Il n’y a rien de plus simple pour qui veut se donner bonne conscience que de militer avec le dogme politique de son choix. Il suffit de prendre une carte de parti, ou distribuer des tracts, ouvrir un blog politique, faire du lobbying via les réseaux sociaux, publier dans des journaux militants. Le tout est de se conformer au dogme du « bien » (forcément, chacun choisit le bien), dogme établi par le camp dans lequel on veut « s’engager » : nationaliste, internationaliste, anarchiste, républicain, libéral, socialiste, communiste, conservateur, centriste à poils mous ou durs, bref, les options ne manquent pas. En agissant ainsi, les individus perpétuent une vieille tradition politique qui veut que l’engagement est un « acte fort », qui peut changer la société. Rien n’est plus faux, et les 40 dernières années le prouvent de façon magistrale.
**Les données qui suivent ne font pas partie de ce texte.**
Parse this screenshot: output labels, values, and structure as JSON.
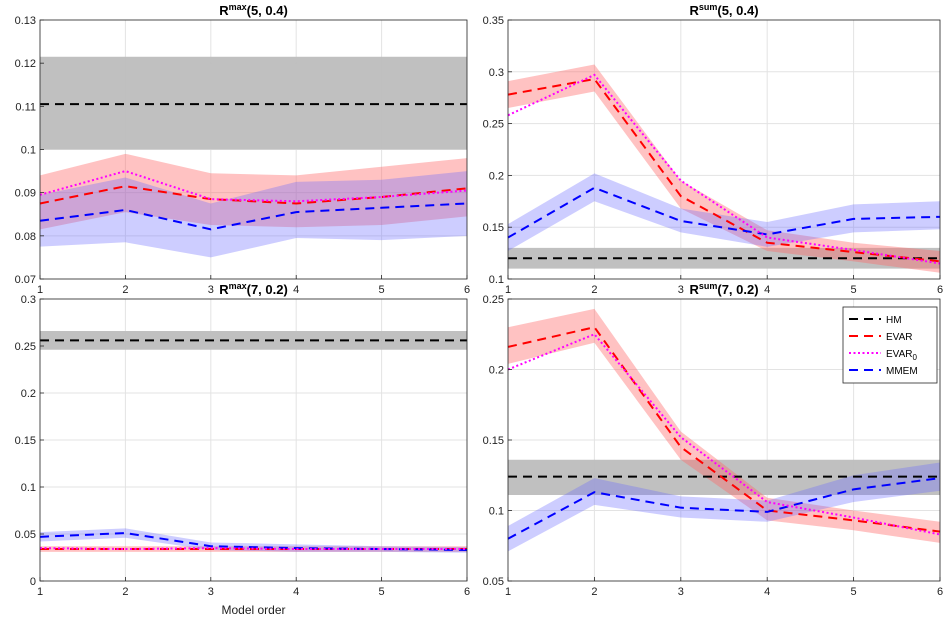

La question du changement est au centre de ces comportements : pour les engagés en politique, il faut changer la société, et la seule et unique manière d’y parvenir est de pousser des puissants qui s’accordent avec leurs idées, vers les rênes du pouvoir, pour qu’ils produisent ce fameux changement. Grâce aux urnes, le plus souvent. Ou une « révolution ». Il va sans dire que le changement attendu ne survient jamais : l’oligarchie en place explique très rapidement aux « puissants » qu’ils n’ont de puissants, que le nom et pourquoi pas, le costard, mais pas plus.  Les révolutionnaires peuvent aller se rhabiller : leur révolution reste le plus souvent dans le salon. Ou est récupérée très rapidement par les spécialistes en politique.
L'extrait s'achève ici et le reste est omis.